Le gonflage de bouteilles Nitrox est peut être plus compliqué que le gonflage de bouteilles à l'air du fait notamment des proportions différentes d'oxygène et d'azote. De plus, une méthode répandue consiste à gonfler la bouteille avec de l'oxygène pur et de faire le complément avec de l'air (méthode par pressions partielles).

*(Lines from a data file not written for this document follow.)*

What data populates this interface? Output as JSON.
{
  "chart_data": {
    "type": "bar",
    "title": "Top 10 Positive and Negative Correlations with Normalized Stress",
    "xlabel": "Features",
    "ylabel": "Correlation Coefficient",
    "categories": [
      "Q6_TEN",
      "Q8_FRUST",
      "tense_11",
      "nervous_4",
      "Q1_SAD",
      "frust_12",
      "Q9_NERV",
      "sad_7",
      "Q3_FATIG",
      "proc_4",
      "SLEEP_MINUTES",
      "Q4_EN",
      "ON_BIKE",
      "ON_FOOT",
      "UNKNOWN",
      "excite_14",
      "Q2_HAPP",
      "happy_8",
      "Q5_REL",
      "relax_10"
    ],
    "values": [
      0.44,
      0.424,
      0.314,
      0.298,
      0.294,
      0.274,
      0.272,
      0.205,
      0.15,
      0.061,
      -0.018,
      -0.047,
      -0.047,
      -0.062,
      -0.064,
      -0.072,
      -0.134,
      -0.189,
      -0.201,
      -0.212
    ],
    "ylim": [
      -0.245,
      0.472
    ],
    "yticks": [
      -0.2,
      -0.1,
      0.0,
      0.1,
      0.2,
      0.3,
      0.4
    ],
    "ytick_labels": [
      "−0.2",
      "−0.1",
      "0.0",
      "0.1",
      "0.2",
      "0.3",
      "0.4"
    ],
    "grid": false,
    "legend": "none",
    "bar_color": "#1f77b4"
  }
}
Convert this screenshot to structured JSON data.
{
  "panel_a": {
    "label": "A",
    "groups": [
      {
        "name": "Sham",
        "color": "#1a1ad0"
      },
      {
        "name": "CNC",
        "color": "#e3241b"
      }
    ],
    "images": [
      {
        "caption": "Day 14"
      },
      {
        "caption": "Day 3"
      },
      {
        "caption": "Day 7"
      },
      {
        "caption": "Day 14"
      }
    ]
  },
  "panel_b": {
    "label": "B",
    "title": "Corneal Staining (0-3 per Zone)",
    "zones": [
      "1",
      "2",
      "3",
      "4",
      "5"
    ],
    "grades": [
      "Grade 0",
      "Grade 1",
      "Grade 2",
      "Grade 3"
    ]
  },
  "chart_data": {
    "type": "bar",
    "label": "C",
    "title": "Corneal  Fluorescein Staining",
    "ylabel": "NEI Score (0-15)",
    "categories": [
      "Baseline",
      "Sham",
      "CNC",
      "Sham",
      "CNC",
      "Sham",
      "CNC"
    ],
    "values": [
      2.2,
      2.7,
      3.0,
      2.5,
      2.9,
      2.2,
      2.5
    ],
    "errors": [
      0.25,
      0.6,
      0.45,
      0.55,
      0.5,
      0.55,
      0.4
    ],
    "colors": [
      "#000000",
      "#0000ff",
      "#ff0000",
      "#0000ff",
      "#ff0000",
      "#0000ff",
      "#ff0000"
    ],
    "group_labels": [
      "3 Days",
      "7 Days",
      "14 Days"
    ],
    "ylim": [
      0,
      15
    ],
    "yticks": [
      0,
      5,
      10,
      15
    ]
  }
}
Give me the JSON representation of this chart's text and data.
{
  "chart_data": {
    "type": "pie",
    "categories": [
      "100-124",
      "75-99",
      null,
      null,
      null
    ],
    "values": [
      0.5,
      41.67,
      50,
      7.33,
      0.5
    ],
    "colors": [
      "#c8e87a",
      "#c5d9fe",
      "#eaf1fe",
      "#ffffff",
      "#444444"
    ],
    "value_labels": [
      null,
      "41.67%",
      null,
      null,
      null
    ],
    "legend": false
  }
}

La bouteille et la robinetterie doivent donc être parfaitement dégraissés avant de la remplir avec l'oxygène, même dans le cas d'un Nitrox 40 ou moins.
Une autre méthode courante est d'utiliser un mélangeur, communément appelé "stick", en amont de l'entrée d'air du compresseur. Le mélangeur est souvent constitué d'un tube à l'entrée duquel l'oxygène est injecté, puis des ailettes situées à l'intérieur du tube créent des turbulences dans le but d'obtenir un mélange homogène pour analyse à la sortie du tube. Cette méthode est adaptée pour des mélanges jusqu'à 40% d'oxygène. Elle possède comme avantages d'une part de ne pas demander de matériel de plongée dégraissé et d'autre part de pouvoir utiliser la bouteille d'oxygène pur jusqu'au dernier bar.
Enfin certains centres de plongées sont équipés d'un séparateur à membrane. Il s'agit d'un appareil qui utilise le fait que les molécules d'oxygène sont plus petites que celles d'azote, la membrane sépare ainsi en continu l'azote de l'oxygène. Comme avantage ce procédé ne demande pas de bouteille d'oxygène sous pression et permet de stocker dans des tampons des Nitrox, habituellement 32 ou 36, prêts à l'emploi. Le gonflage devient aussi simple qu'avec de l'air puisque les rampes de gonflage délivrent directement le Nitrox et qu'un équipement non dégraissé peut-être utilisé.